My elderly great-aunt in West Tennessee made the best “drinking custard” I have ever tasted. Also known as “boiled custard,” it’s not very sweet or thick; it was a thin custard served in small glasses and drunk with great gusto at holiday parties, where a huge kettle of it would be kept warm on the front of the stove. I remember getting a glassful right before bed, when we children were already in our pajamas, and it was such an exciting special treat that our little hands practically trembled as we clutched the glasses. My great-aunt cooked and stirred her custard until it coated the back of a sterling silver spoon and ran off in a sheet, rather than running off in streams, and that’s still the best measure of its doneness that I’ve found. Taste while it’s cooking and add a little more sugar if it’s not sweet enough for you. Boiled custard can be served warm or cold; I like it both ways. When we were kids, our mom always let us stir a little extra vanilla into each serving.
- Yield: 8 Servings (1½ quarts)
- 1½ quarts (6 cups) whole milk
- 8 egg yolks
- ¾ cup sugar
- ½ teaspoon salt
- 1 tablespoon vanilla extract
- Put the milk in a large pot over medium heat and begin to heat it, stirring occasionally, until a few bubbles appear around the edges (don’t let it boil). Set a large saucepan of water to heat to a simmer.

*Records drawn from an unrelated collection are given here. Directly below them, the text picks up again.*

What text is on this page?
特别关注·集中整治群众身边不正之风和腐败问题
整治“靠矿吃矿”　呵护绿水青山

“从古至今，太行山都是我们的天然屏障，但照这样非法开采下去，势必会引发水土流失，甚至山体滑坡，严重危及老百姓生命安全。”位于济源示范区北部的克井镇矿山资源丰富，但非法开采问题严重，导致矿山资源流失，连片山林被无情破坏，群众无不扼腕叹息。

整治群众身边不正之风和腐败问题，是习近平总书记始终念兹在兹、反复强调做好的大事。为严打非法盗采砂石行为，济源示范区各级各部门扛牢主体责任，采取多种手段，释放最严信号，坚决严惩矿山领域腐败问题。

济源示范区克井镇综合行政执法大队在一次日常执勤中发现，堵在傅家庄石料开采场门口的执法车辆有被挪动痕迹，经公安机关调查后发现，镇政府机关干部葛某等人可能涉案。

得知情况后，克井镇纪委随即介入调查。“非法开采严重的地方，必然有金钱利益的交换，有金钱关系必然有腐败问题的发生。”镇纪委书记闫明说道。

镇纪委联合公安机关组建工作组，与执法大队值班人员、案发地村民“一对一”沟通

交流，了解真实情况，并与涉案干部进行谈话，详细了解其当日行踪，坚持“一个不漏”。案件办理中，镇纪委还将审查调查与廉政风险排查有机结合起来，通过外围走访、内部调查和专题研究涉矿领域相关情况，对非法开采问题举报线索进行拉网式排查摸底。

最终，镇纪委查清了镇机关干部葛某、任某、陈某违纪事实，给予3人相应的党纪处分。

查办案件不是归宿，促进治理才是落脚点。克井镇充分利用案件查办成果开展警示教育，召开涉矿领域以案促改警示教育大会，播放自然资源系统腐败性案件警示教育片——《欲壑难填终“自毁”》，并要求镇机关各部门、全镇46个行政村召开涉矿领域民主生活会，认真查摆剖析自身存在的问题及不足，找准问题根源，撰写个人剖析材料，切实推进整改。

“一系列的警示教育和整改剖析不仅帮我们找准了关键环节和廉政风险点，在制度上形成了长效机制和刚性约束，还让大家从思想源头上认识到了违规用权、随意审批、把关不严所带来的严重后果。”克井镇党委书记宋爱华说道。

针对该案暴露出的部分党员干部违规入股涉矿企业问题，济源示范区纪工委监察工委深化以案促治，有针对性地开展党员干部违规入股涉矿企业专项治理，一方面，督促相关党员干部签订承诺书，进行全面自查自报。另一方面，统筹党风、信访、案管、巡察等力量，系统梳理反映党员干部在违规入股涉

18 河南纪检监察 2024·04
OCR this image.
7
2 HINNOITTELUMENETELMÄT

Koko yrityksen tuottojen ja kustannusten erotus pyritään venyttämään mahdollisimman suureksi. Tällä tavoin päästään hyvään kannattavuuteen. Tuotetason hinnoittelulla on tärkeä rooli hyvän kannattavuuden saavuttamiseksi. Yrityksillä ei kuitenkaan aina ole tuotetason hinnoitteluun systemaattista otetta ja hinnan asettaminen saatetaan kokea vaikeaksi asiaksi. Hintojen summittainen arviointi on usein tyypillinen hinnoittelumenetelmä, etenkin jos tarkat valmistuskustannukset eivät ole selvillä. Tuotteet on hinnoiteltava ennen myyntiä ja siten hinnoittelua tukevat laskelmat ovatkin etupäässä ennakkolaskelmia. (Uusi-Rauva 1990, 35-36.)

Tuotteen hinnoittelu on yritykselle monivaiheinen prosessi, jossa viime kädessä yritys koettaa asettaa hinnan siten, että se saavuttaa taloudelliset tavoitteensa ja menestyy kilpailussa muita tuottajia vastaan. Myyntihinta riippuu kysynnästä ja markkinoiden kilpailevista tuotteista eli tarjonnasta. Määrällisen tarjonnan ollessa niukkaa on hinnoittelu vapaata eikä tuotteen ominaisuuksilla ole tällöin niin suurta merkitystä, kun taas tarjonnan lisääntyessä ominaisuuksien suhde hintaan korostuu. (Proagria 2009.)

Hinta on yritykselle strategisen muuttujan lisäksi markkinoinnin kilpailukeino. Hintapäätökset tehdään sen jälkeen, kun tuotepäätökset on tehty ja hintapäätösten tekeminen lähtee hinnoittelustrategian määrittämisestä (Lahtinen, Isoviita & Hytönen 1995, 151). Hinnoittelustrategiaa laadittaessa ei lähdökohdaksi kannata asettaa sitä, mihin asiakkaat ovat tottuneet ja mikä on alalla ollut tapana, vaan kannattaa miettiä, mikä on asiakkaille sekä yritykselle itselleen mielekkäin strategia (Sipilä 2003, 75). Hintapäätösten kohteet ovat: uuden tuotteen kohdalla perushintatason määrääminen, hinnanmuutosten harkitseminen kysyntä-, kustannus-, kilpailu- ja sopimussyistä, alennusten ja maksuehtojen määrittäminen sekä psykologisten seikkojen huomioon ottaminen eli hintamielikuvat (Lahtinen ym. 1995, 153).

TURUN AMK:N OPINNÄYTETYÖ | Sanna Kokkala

- While the milk heats, whisk together the egg yolks, sugar, and salt in a large, heatproof bowl. Ladle a cupful of the hot milk into the bowl, whisking continuously, then slowly ladle in the rest, continuing to whisk. Set the bowl on top of the large saucepan of simmering water.
- Cook, stirring constantly, until the custard starts to thicken, 6 to 8 minutes. It should remain at a low simmer, with only a few bubbles rising. When the mixture starts to thicken (or when it coats the back of a metal spoon—it needn’t be silver!), remove the pot from the heat and stir in the vanilla. Serve the custard warm, at room temperature, or chilled.